Haïti, terre d’épines !



Derrière cette citation française « Il n’y a pas de rose sans épines », toute une sagesse invite plus d’un à se démarquer des illusions qui font croire ou font voir la vie en rose.

Dans la situation d’Haïti, particulièrement en ce début du mois de février 2021, la population, dans sa grande majorité, devra certainement se préparer à s’accrocher beaucoup plus à des épines qu’à des roses, face aux vents de violence, d’intolérance et d’intransigeance qui s’annoncent de toute part, et qui peuvent emporter presque tous les pétales de notre jeune démocratie !

Depuis plus d’un an, avec la caducité du Parlement, c’est une autre forme de pause démocratique qui s’est invitée à la table. Pour l’Exécutif, c’est le temps de plancher sur une nouvelle constitution, à l’eau de rose pour la diaspora entre autres, tandis que pour l’opposition, c’est la fin du mandat constitutionnel qui s’impose. Et s’ouvre le temps des décomptes comme les traditions populaires haïtiennes enseignent : « Nan degrenen mayi na konte bougon » !

Durant les deux premières journées du mois, la grève généralisée hypothèque déjà les rêves d’une année scolaire stable et sans perte de journées de classe. Pour des causes plus que légitimes, tels la sécurité publique et le bien-être collectif, il fallait payer ce prix pour pouvoir alerter les autorités et les responsables du pays, sur les épines de la peur générée par l’enlèvement de nos proches dans les rues de nos villes.

Dans la situation sociopolitique de notre chère République d’Haïti, qui nous préoccupe le plus, ce ne sont certainement pas les épines qui nous manquent depuis 1986, et encore pire, dix ans après le séisme et les instabilités politiques qui ont suivi.

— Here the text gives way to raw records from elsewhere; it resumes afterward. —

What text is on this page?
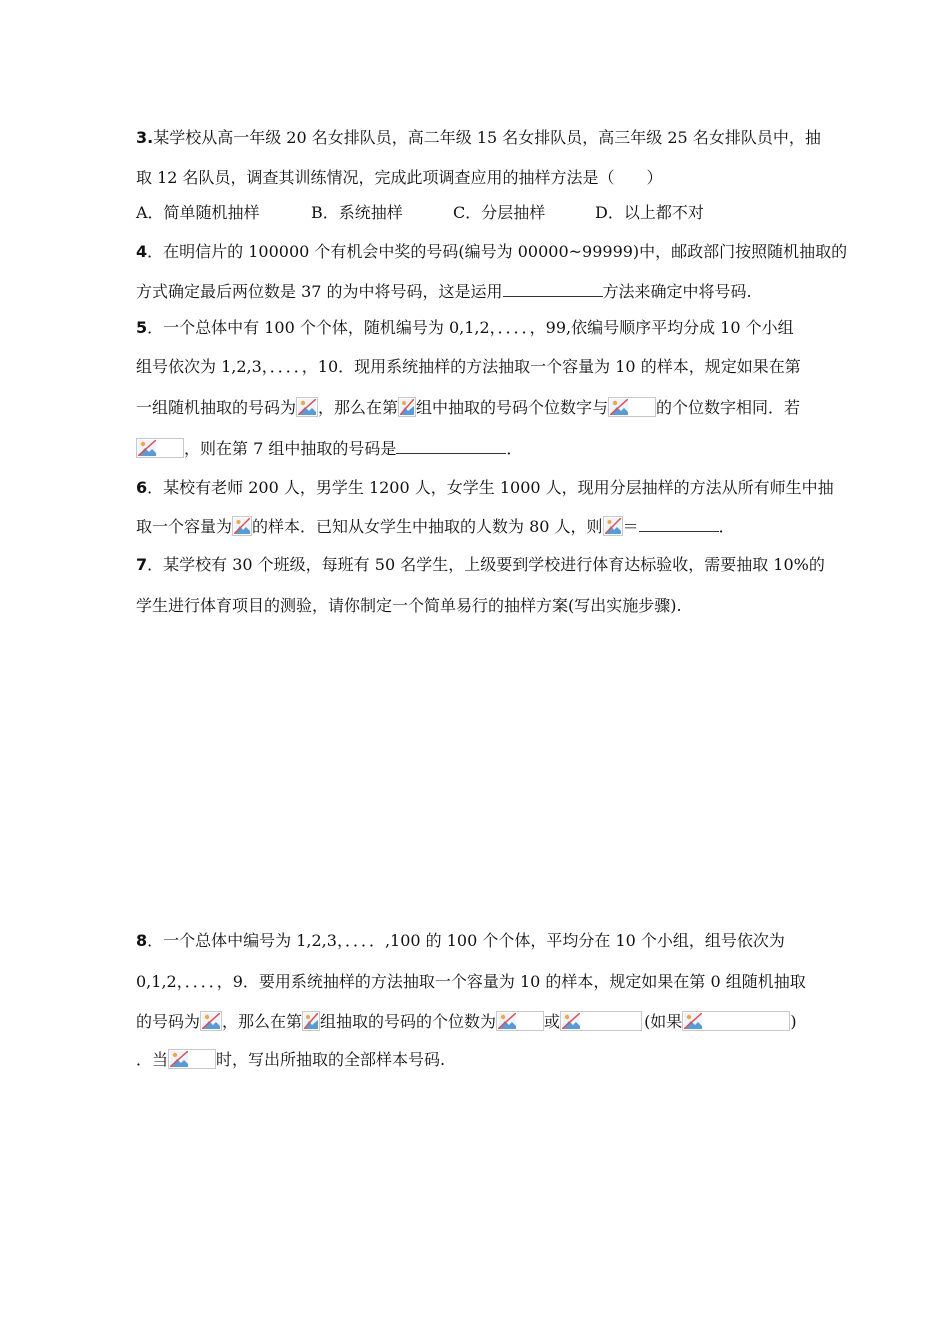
3.某学校从高一年级 20 名女排队员，高二年级 15 名女排队员，高三年级 25 名女排队员中，抽
取 12 名队员，调查其训练情况，完成此项调查应用的抽样方法是（　　）
A．简单随机抽样	B．系统抽样	C．分层抽样	D．以上都不对
4．在明信片的 100000 个有机会中奖的号码(编号为 00000~99999)中，邮政部门按照随机抽取的
方式确定最后两位数是 37 的为中将号码，这是运用	方法来确定中将号码.
5．一个总体中有 100 个个体，随机编号为 0,1,2，．．．．，99,依编号顺序平均分成 10 个小组
组号依次为 1,2,3，．．．．，10．现用系统抽样的方法抽取一个容量为 10 的样本，规定如果在第
一组随机抽取的号码为 ，那么在第 组中抽取的号码个位数字与	的个位数字相同．若
，则在第 7 组中抽取的号码是	．
6．某校有老师 200 人，男学生 1200 人，女学生 1000 人，现用分层抽样的方法从所有师生中抽
取一个容量为 的样本．已知从女学生中抽取的人数为 80 人，则 ＝	．
7．某学校有 30 个班级，每班有 50 名学生，上级要到学校进行体育达标验收，需要抽取 10%的
学生进行体育项目的测验，请你制定一个简单易行的抽样方案(写出实施步骤).
8．一个总体中编号为 1,2,3，．．．．,100 的 100 个个体，平均分在 10 个小组，组号依次为
0,1,2，．．．．，9．要用系统抽样的方法抽取一个容量为 10 的样本，规定如果在第 0 组随机抽取
的号码为 ，那么在第 组抽取的号码的个位数为	或	(如果	)
．当	时，写出所抽取的全部样本号码.
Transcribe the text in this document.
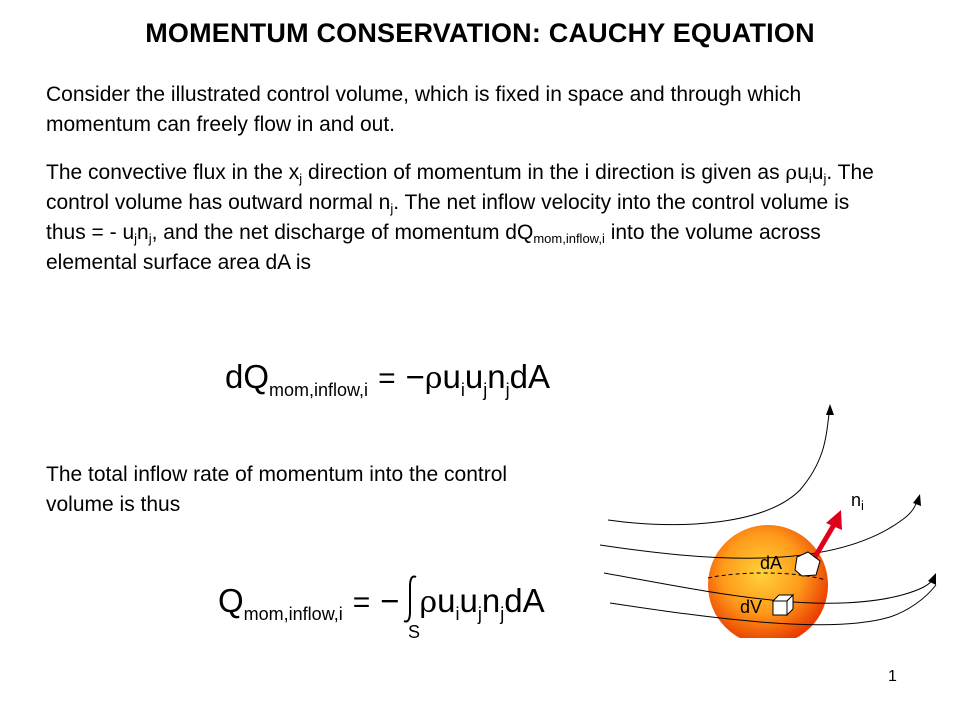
MOMENTUM CONSERVATION: CAUCHY EQUATION
Consider the illustrated control volume, which is fixed in space and through which momentum can freely flow in and out.
The convective flux in the $x_j$ direction of momentum in the i direction is given as $\rho u_iu_j$. The control volume has outward normal $n_j$. The net inflow velocity into the control volume is thus = - $u_jn_j$, and the net discharge of momentum $dQ_{mom,inflow,i}$ into the volume across elemental surface area dA is
$dQ_{mom,inflow,i} = -\rho u_iu_jn_jdA$
The total inflow rate of momentum into the control volume is thus
$Q_{mom,inflow,i}$ = − $\rho u_iu_jn_jdA$
S
$n_i$
dA
dV
1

Des fleurs de cette démocratie tant souhaitée, après le départ des Duvalier, on retient que les longues épines. Dire que dans trente-trois ans, Haïti devrait célébrer ses deux cent cinquante ans d’Indépendance ! Pratiquement, il ne nous restera que des épines pour accrocher ce qui restera de notre drapeau, quand il n’y aura plus de roses pour déposer sur les tombes des prochains martyrs, de trop, qui partiront au pays sans chapeau !

Des épines de trop, et quasiment plus de roses à offrir aux femmes pour la Saint-Valentin, pour leur anniversaire et la fête des Mères. La population haïtienne a grandement besoin de nouvelles fleurs pour se réinventer en dehors des roses. Il est venu le temps de mieux choisir nos fleuristes, ceux et celles qui soient capables d’offrir des fleurs qui symbolisent la promesse !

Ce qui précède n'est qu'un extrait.